Doomsday Approaching…

August 1, 2008

     It’s coming, sneaking up on me like quicksand.  The theme to Jaws is playing in my head. I was feeling like a bad mom, but then I started asking other moms if they felt the same way.  The feeling seems to be universal.  What am I referring to, you ask?  The fact that summer is almost over (at least for us Floridians, where for unknown, inane reasons, school starts in the middle of August).  Growing up in New England, summer didn’t really end until the day after Labor Day…that’s still another 5-6 weeks of summer, by my calcs., but here in FL. school starts in 2.5 weeks.  YIKES!  Holy ickiness!! 

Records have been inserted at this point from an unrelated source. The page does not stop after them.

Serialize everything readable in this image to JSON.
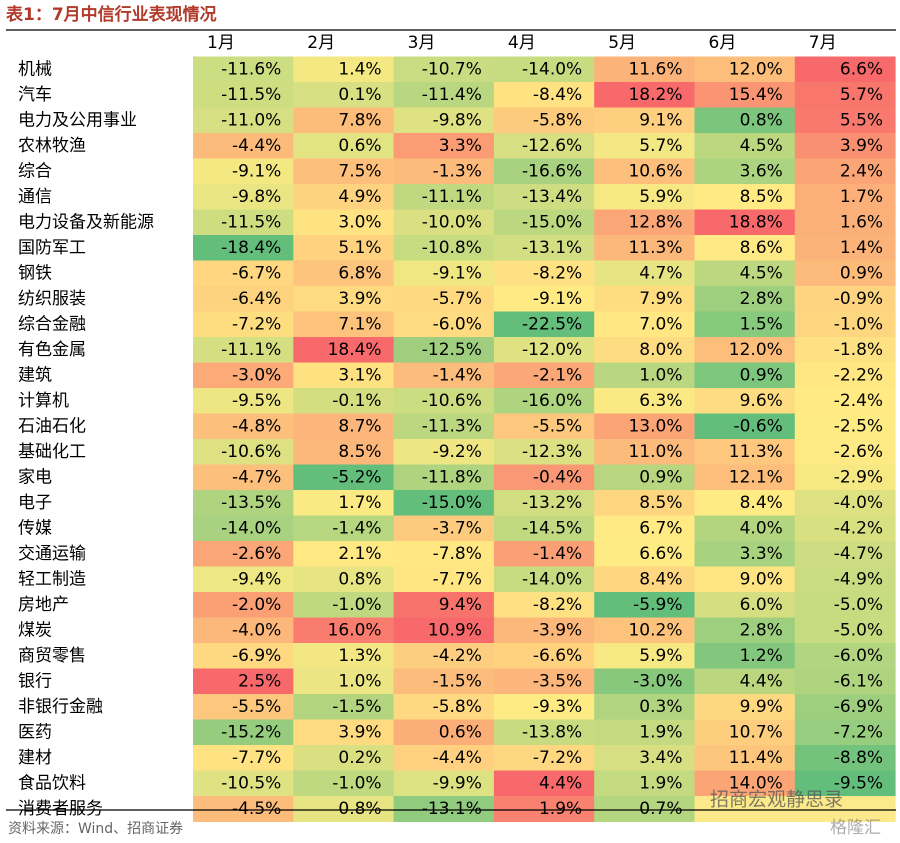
{
  "header": {
    "title": "表1：7月中信行业表现情况"
  },
  "table": {
    "columns": [
      "1月",
      "2月",
      "3月",
      "4月",
      "5月",
      "6月",
      "7月"
    ],
    "rows": [
      {
        "label": "机械",
        "cells": [
          "-11.6%",
          "1.4%",
          "-10.7%",
          "-14.0%",
          "11.6%",
          "12.0%",
          "6.6%"
        ]
      },
      {
        "label": "汽车",
        "cells": [
          "-11.5%",
          "0.1%",
          "-11.4%",
          "-8.4%",
          "18.2%",
          "15.4%",
          "5.7%"
        ]
      },
      {
        "label": "电力及公用事业",
        "cells": [
          "-11.0%",
          "7.8%",
          "-9.8%",
          "-5.8%",
          "9.1%",
          "0.8%",
          "5.5%"
        ]
      },
      {
        "label": "农林牧渔",
        "cells": [
          "-4.4%",
          "0.6%",
          "3.3%",
          "-12.6%",
          "5.7%",
          "4.5%",
          "3.9%"
        ]
      },
      {
        "label": "综合",
        "cells": [
          "-9.1%",
          "7.5%",
          "-1.3%",
          "-16.6%",
          "10.6%",
          "3.6%",
          "2.4%"
        ]
      },
      {
        "label": "通信",
        "cells": [
          "-9.8%",
          "4.9%",
          "-11.1%",
          "-13.4%",
          "5.9%",
          "8.5%",
          "1.7%"
        ]
      },
      {
        "label": "电力设备及新能源",
        "cells": [
          "-11.5%",
          "3.0%",
          "-10.0%",
          "-15.0%",
          "12.8%",
          "18.8%",
          "1.6%"
        ]
      },
      {
        "label": "国防军工",
        "cells": [
          "-18.4%",
          "5.1%",
          "-10.8%",
          "-13.1%",
          "11.3%",
          "8.6%",
          "1.4%"
        ]
      },
      {
        "label": "钢铁",
        "cells": [
          "-6.7%",
          "6.8%",
          "-9.1%",
          "-8.2%",
          "4.7%",
          "4.5%",
          "0.9%"
        ]
      },
      {
        "label": "纺织服装",
        "cells": [
          "-6.4%",
          "3.9%",
          "-5.7%",
          "-9.1%",
          "7.9%",
          "2.8%",
          "-0.9%"
        ]
      },
      {
        "label": "综合金融",
        "cells": [
          "-7.2%",
          "7.1%",
          "-6.0%",
          "-22.5%",
          "7.0%",
          "1.5%",
          "-1.0%"
        ]
      },
      {
        "label": "有色金属",
        "cells": [
          "-11.1%",
          "18.4%",
          "-12.5%",
          "-12.0%",
          "8.0%",
          "12.0%",
          "-1.8%"
        ]
      },
      {
        "label": "建筑",
        "cells": [
          "-3.0%",
          "3.1%",
          "-1.4%",
          "-2.1%",
          "1.0%",
          "0.9%",
          "-2.2%"
        ]
      },
      {
        "label": "计算机",
        "cells": [
          "-9.5%",
          "-0.1%",
          "-10.6%",
          "-16.0%",
          "6.3%",
          "9.6%",
          "-2.4%"
        ]
      },
      {
        "label": "石油石化",
        "cells": [
          "-4.8%",
          "8.7%",
          "-11.3%",
          "-5.5%",
          "13.0%",
          "-0.6%",
          "-2.5%"
        ]
      },
      {
        "label": "基础化工",
        "cells": [
          "-10.6%",
          "8.5%",
          "-9.2%",
          "-12.3%",
          "11.0%",
          "11.3%",
          "-2.6%"
        ]
      },
      {
        "label": "家电",
        "cells": [
          "-4.7%",
          "-5.2%",
          "-11.8%",
          "-0.4%",
          "0.9%",
          "12.1%",
          "-2.9%"
        ]
      },
      {
        "label": "电子",
        "cells": [
          "-13.5%",
          "1.7%",
          "-15.0%",
          "-13.2%",
          "8.5%",
          "8.4%",
          "-4.0%"
        ]
      },
      {
        "label": "传媒",
        "cells": [
          "-14.0%",
          "-1.4%",
          "-3.7%",
          "-14.5%",
          "6.7%",
          "4.0%",
          "-4.2%"
        ]
      },
      {
        "label": "交通运输",
        "cells": [
          "-2.6%",
          "2.1%",
          "-7.8%",
          "-1.4%",
          "6.6%",
          "3.3%",
          "-4.7%"
        ]
      },
      {
        "label": "轻工制造",
        "cells": [
          "-9.4%",
          "0.8%",
          "-7.7%",
          "-14.0%",
          "8.4%",
          "9.0%",
          "-4.9%"
        ]
      },
      {
        "label": "房地产",
        "cells": [
          "-2.0%",
          "-1.0%",
          "9.4%",
          "-8.2%",
          "-5.9%",
          "6.0%",
          "-5.0%"
        ]
      },
      {
        "label": "煤炭",
        "cells": [
          "-4.0%",
          "16.0%",
          "10.9%",
          "-3.9%",
          "10.2%",
          "2.8%",
          "-5.0%"
        ]
      },
      {
        "label": "商贸零售",
        "cells": [
          "-6.9%",
          "1.3%",
          "-4.2%",
          "-6.6%",
          "5.9%",
          "1.2%",
          "-6.0%"
        ]
      },
      {
        "label": "银行",
        "cells": [
          "2.5%",
          "1.0%",
          "-1.5%",
          "-3.5%",
          "-3.0%",
          "4.4%",
          "-6.1%"
        ]
      },
      {
        "label": "非银行金融",
        "cells": [
          "-5.5%",
          "-1.5%",
          "-5.8%",
          "-9.3%",
          "0.3%",
          "9.9%",
          "-6.9%"
        ]
      },
      {
        "label": "医药",
        "cells": [
          "-15.2%",
          "3.9%",
          "0.6%",
          "-13.8%",
          "1.9%",
          "10.7%",
          "-7.2%"
        ]
      },
      {
        "label": "建材",
        "cells": [
          "-7.7%",
          "0.2%",
          "-4.4%",
          "-7.2%",
          "3.4%",
          "11.4%",
          "-8.8%"
        ]
      },
      {
        "label": "食品饮料",
        "cells": [
          "-10.5%",
          "-1.0%",
          "-9.9%",
          "4.4%",
          "1.9%",
          "14.0%",
          "-9.5%"
        ]
      },
      {
        "label": "消费者服务",
        "cells": [
          "-4.5%",
          "0.8%",
          "-13.1%",
          "1.9%",
          "0.7%",
          null,
          null
        ]
      }
    ]
  },
  "footer": {
    "source": "资料来源：Wind、招商证券"
  },
  "watermark": [
    "招商宏观静思录",
    "格隆汇"
  ]
}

     The late buses, no-show buses, overload of forms to be filled out, fees required for ridiculous things (who the hell ever had to pay for a school locker when we were in school?), lunches and snacks that need to be made everyday because if the kids actually stood in line to buy food, they’d have 3 minutes left of lunchtime to eat the food, kids unhappy with their teachers, homework, afterschool activities up the wazoo, carpooling and shuffling here, there and everywhere, more homework followed by not so warm and loving exchanges between kids and parents, the guilt over not wanting to be a room mom, getting out of bed so early in the morning that it’s still dark out, bedtimes that have to be enforced so our little darlings can wake up somewhat ready to face the school day, etc. etc. etc.

     I’m thinking a tall cocktail is in order for all of us moms, or better yet, a foot massage - that way we’ll all be ready to do that we’re-running-a-few-minutes-late mad dash to the school bus.   You know, that big yellow thing that’s starting to pull away from the curb w/o your kid in it.

Yeah, I know you can relate.

Lactose High

August 1, 2008

What is it about nighttime and ice cream?

     I’m a relatively healthy eater during the day.  I do my share of biking, misc. cardio and working out to hopefully slow down the case of flabbies that I’m starting to see (ok, I’ve been seeing it for years now, cut me some slack), but somewhere between the hours of 9pm – 11pm, the freezer starts calling my name.  And I don’t mean just a faint whisper, I mean a full blown, “YO WOMAN, THERE’S YUMMY MOOSE TRACKS WITH YOUR NAME ALL OVER IT” kind of beckoning.  Hell, scrap beckoning, it’s like an invisible magnetic force and I’m a giant paperclip!  Do you feel me? 

     I’m not the kind of person who starves herself all day, nibbling at a couple of lettuce leaves so that by the time the evening rolls around, I’m simply ravished.  Nope, not my style, so don’t bother to tell me how to better balance my calories and then the sweet, lovely, creamy ice cream (actually frozen yogurt w/ candy in it) won’t seem so desireable.  It is, plain and simple. 

     Truthfully, I’m not looking for a trick or tip so I don’t eat the stuff – I’ve got enough smarts to figure out that I could toss all offending cool goodness down the drain and only buy sugarfree (which we have plenty of anyway) popsicles etc.  I also keep Dibs (those oh-so-cute little 16 calorie per bite) in the freezer, and plenty of nights make it by with only a 3-4 of those sliding down my gullet. 

     My question is this:  If you sit down and devour alot of Healthy Choice ice cream at one sitting (to the point that your bowel tells you it’s time to make a fastbreak for the toilet), at what point is it no longer a HEALTHY CHOICE???